Section 002 / Class # 24352
This course concerns film and media representations of colonial history and its present-day sequels. More specifically, it is devoted to the filmic representation and performance of the inter-related issues of conquest, colonialism, race, and indigeneity as apprehended in a number of different countries. The term media is here meant to refer to a wide spectrum of audio-visual-digital media including feature films, documentaries, TV series, music videos, standup comedy, critical remixes, and internet parodies. The course will see media not as mere illustration of intellectual trends and positions, but as active and productive interventions and a way of seeing these issues in themselves.
The methodology of the course will be comparative, transnational, and transmediatic, constantly counterpointing colonial and decolonial representations and performances.The larger purpose of the course is to transnationalize debates that are too often seen through a narrow US-American frame. The course assumes that debates about colonialism, racism, anti-Semitism, Islamophobia, indigenous genocide, discrimination, stereotypes, and affirmative action are all transnational in nature and scope; they are not exclusive to the United States, and they did not start in the 21st century; they go at least as far back as 1492 and the Conquest of the Americas.

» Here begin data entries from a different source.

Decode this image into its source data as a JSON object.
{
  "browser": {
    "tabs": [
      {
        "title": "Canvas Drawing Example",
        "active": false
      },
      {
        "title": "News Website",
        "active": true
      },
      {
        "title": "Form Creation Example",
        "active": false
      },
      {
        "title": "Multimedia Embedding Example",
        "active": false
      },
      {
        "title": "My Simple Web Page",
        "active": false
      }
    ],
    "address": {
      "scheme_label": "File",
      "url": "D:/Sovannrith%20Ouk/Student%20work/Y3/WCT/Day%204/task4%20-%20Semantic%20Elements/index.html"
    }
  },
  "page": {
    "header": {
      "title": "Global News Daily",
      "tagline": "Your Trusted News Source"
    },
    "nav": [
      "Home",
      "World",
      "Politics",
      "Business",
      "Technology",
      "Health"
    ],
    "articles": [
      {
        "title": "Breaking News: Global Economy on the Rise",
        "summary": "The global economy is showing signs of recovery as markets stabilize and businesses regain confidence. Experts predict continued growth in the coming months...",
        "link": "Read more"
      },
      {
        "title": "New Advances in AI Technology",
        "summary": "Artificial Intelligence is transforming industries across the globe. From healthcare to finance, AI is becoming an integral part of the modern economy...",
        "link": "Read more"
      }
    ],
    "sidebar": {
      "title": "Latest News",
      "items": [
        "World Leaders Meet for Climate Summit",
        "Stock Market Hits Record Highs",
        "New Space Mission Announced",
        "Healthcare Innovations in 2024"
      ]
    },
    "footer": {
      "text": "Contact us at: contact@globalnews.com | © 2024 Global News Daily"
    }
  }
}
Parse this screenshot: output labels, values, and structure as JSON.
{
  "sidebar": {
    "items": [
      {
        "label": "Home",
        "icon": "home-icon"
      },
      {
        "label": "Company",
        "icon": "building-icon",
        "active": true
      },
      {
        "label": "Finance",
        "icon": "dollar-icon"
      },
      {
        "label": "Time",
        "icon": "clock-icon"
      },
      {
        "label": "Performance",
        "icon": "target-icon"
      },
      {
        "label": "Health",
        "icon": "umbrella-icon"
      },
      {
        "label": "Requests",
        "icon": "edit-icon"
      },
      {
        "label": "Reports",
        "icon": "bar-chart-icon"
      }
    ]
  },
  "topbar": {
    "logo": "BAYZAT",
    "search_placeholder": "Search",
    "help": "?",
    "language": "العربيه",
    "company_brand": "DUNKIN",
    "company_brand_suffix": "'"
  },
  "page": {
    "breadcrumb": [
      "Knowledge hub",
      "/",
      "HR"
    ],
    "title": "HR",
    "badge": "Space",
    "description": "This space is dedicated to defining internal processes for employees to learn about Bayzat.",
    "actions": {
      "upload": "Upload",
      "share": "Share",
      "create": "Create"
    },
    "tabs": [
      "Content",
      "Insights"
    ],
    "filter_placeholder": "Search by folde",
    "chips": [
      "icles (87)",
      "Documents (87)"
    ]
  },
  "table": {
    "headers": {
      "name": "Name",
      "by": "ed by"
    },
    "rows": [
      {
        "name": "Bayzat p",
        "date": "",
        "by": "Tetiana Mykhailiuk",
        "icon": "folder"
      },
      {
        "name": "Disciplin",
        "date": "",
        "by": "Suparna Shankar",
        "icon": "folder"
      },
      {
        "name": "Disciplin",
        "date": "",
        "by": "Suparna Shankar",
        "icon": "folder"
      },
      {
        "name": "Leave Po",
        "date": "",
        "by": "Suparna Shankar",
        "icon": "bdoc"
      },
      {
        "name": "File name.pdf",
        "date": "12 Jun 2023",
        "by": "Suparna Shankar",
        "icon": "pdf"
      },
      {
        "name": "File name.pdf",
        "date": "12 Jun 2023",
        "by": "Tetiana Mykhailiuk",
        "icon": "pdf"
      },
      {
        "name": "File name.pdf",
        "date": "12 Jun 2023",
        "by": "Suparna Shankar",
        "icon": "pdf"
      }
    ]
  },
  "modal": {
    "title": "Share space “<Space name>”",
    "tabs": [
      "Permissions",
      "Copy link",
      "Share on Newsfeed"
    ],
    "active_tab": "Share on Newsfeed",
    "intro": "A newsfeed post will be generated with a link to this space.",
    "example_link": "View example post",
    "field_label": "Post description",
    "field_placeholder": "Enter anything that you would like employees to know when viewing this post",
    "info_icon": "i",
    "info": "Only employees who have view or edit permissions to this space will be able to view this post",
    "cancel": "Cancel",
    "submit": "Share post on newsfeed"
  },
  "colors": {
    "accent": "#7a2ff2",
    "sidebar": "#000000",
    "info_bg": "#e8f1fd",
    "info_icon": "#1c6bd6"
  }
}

Whatever our background, and whether we know it or not, we have all been impacted in some way by the social stratifications and cultural differences rooted in these longer histories. The course will examine key concepts such as: Indigeneity, Conquest Doctrine, Eurocentrism, White Supremacy, Colonialist Discourse, Intersectionality, Third Cinema, and Indigenous Media. What do these terms mean? What is the relation between them? How does their meaning vary from country to country? What is their relevance to the media and its representations of history?
The course will focus especially on media treatments of these issues in Brazil (and to a lesser extent Spanish-speaking Latin America), France, North Africa, and the U.K, while also touching briefly on Aboriginal Australia, India and other sites, always against a comparative backdrop with the U.S. What are the commonalities and the differences between these diverse situations, both in terms of the debates themselves and in turns of the media, how are they related to colonialism, and how do they shed light on the situation in the U.S? What can we learn from the social attitudes and artistic practices of these other societies? How have the societies from which we come been marked by colonialism and racism? How are “race” and colonialism seen differently in Brazil, the US, France, and India? How do stereotypes vary around the world? Why is the theme of racial chameleonism and metamorphosis – for example, blackface, redface, “white Indians” and the like -– so ubiquitous in the popular culture of the Atlantic world? Apart from the specific national zones “covered” in the course, students are encouraged to make the course their own by bringing in other zones or related issues of interest, whether connected to their own background or not.
If history is “that which hurts,” it is also “that which inspires,” that which edifies and clear our minds through Art and Activist engagement. The course in this sense combines critique and celebration, critique of colonialist institutions and the celebration of artistic creativity. Contemporary critical media does not only take the form of indispensible features like 12 Years a Slave or 13th; it also takes the form of parody, satire, music, remixes, and commentary to be found in figures like Charlie Hill, Trevor Noah, Samantha Bee, Amber Ruffin, the 1491s, and Porta dos Fundos in Brazil, which offer a popular critical pedagogy that entertains while criticizing.
The course will also host visitors with special expertise in these issues. The guests include anthropologist Faye Ginsburg, a celebrated scholar on indigenous Media; Amalia Cordova, curator of Latin American, Latinx, and Indigenous media at the Smithsonian in Washington; Leo Cortana, a doctoral candidate and filmmaker who has a rich experience and analysis of racism as lived in France, Brazil, and the U.S; Native American Dine (Navajo) scholar/filmmaker Teresa Montoya who will show her film Doing Good for the Sheep; and Filmmaker/scholar Nerve Macaspac will talk about indigeneity and race in the Phillipines. The course will feature fiction films like Bolain’s Even the Rain, Bouchareb’s Hors-la-Loi, and Karim Ainouz’s Madame Satan, documentaries like Ava Duvernay’s 13th and Joel Zito Araujo’s Negation of Brazil, along with myriad clips, short films, music videos, remix parodies and the like. The readings will bear on antic-colonialism, postcolonialism, intersectionality, and indigeneity.
Robert Stam is the author of a number of books on topics related to the course, notably Tropical Multiculturalism; A Comparative History of Race in Brazilian Cinema and Culture (1997), and with Ella Shohat, Unthinking Eurocentrism: Multiculturalism and the Media (1994, new edition 2014) and Race in Translation: Culture Wars around the Postcolonial Atlantic (2012). His Indigeneity and the Decolonizing Gaze: Transational “Indians,” Media Aesthetics, and Social Theory is forthcoming from Bloomsbury Press.